Influence of statistical approaches on Probabilistic Sweet Spots computation in Deep Brain Stimulation for severe Essential Tremor.

Deep Brain Stimulation (DBS) is an established therapy for movement and neuropsychiatric disorders. Identifying brain regions (Probabilistic Sweet Spots, PSS) linked with the greatest symptom improvement is crucial for refining pre-operative targeting and post-operative programming. Probabilistic stimulation mapping is a powerful data-driven tool to delineate these regions. However, the chosen statistical methods can influence the identified PSS. A comprehensive evaluation of their impact is lacking in DBS research.
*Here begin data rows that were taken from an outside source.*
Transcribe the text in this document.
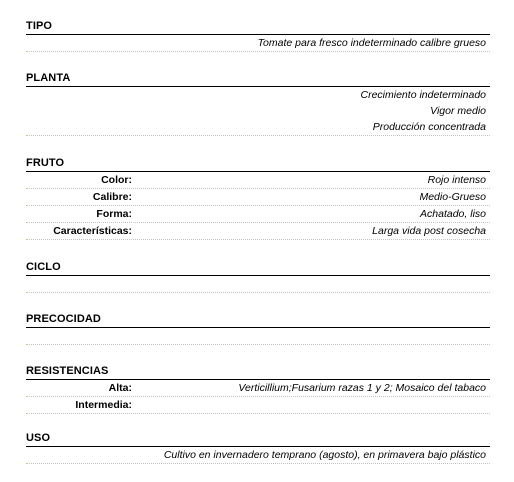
TIPO
Tomate para fresco indeterminado calibre grueso
PLANTA
Crecimiento indeterminado
Vigor medio
Producción concentrada
FRUTO
Color:	Rojo intenso
Calibre:	Medio-Grueso
Forma:	Achatado, liso
Características:	Larga vida post cosecha
CICLO
PRECOCIDAD
RESISTENCIAS
Alta:	Verticillium;Fusarium razas 1 y 2; Mosaico del tabaco
Intermedia:
USO
Cultivo en invernadero temprano (agosto), en primavera bajo plástico
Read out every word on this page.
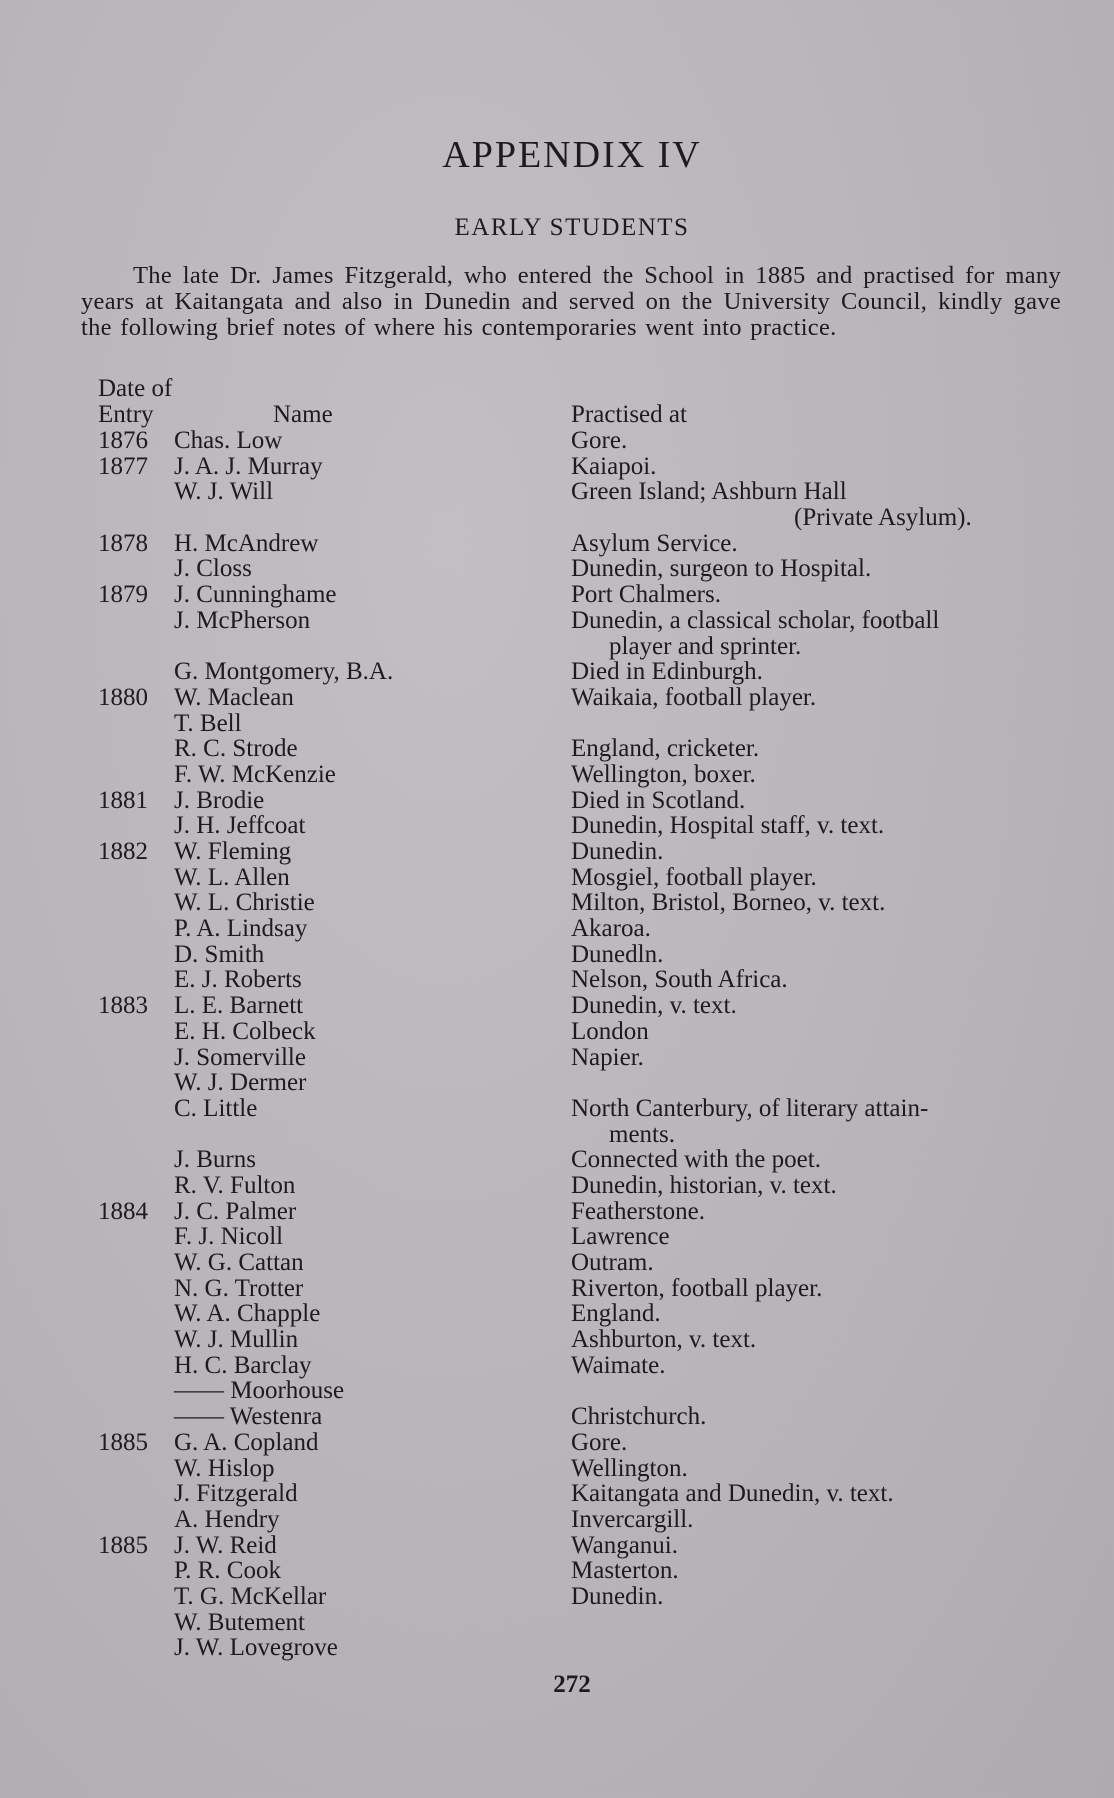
APPENDIX IV
EARLY STUDENTS
The late Dr. James Fitzgerald, who entered the School in 1885 and practised for many years at Kaitangata and also in Dunedin and served on the University Council, kindly gave the following brief notes of where his contemporaries went into practice.
Date of
Entry	Name	Practised at
1876 Chas. Low	Gore.
1877 J. A. J. Murray	Kaiapoi.
W. J. Will	Green Island; Ashburn Hall
(Private Asylum).
1878 H. McAndrew	Asylum Service.
J. Closs	Dunedin, surgeon to Hospital.
1879 J. Cunninghame	Port Chalmers.
J. McPherson	Dunedin, a classical scholar, football
player and sprinter.
G. Montgomery, B.A.	Died in Edinburgh.
1880 W. Maclean	Waikaia, football player.
T. Bell
R. C. Strode	England, cricketer.
F. W. McKenzie	Wellington, boxer.
1881 J. Brodie	Died in Scotland.
J. H. Jeffcoat	Dunedin, Hospital staff, v. text.
1882 W. Fleming	Dunedin.
W. L. Allen	Mosgiel, football player.
W. L. Christie	Milton, Bristol, Borneo, v. text.
P. A. Lindsay	Akaroa.
D. Smith	Dunedln.
E. J. Roberts	Nelson, South Africa.
1883 L. E. Barnett	Dunedin, v. text.
E. H. Colbeck	London
J. Somerville	Napier.
W. J. Dermer
C. Little	North Canterbury, of literary attain-
ments.
J. Burns	Connected with the poet.
R. V. Fulton	Dunedin, historian, v. text.
1884 J. C. Palmer	Featherstone.
F. J. Nicoll	Lawrence
W. G. Cattan	Outram.
N. G. Trotter	Riverton, football player.
W. A. Chapple	England.
W. J. Mullin	Ashburton, v. text.
H. C. Barclay	Waimate.
—— Moorhouse
—— Westenra	Christchurch.
1885 G. A. Copland	Gore.
W. Hislop	Wellington.
J. Fitzgerald	Kaitangata and Dunedin, v. text.
A. Hendry	Invercargill.
1885 J. W. Reid	Wanganui.
P. R. Cook	Masterton.
T. G. McKellar	Dunedin.
W. Butement
J. W. Lovegrove
272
The present study compares the PSS generated with four voxel-wise statistical approaches - t-test, Wilcoxon test, Linear Mixed Model, and Bayesian t-test - with the aim of assessing their influence on computed results on the same dataset. Intra-operative stimulation test data of 23 Essential Tremor (ET) patients was used to run patient-specific electric field simulations and to generate PSS in a group-specific anatomical template space. The PSS for the different statistical tests were first compared in terms of size and topography. Then, their correlation with clinical improvement was calculated in a leave-one-out cross-validation scheme and PSS consistency across datasets with different compositions was assessed. Our findings emphasize the impact of statistical test selection on both the anatomical location and volume of the extracted PSS, highlighting the importance of careful methodological choices in future DBS mapping studies. The Bayesian t-test and a voxel-wise application of nonparametric permutation testing, introduced for the first time in DBS research, showed promising results in identifying PSS representative of improvement and exhibited robustness to variations in the dataset.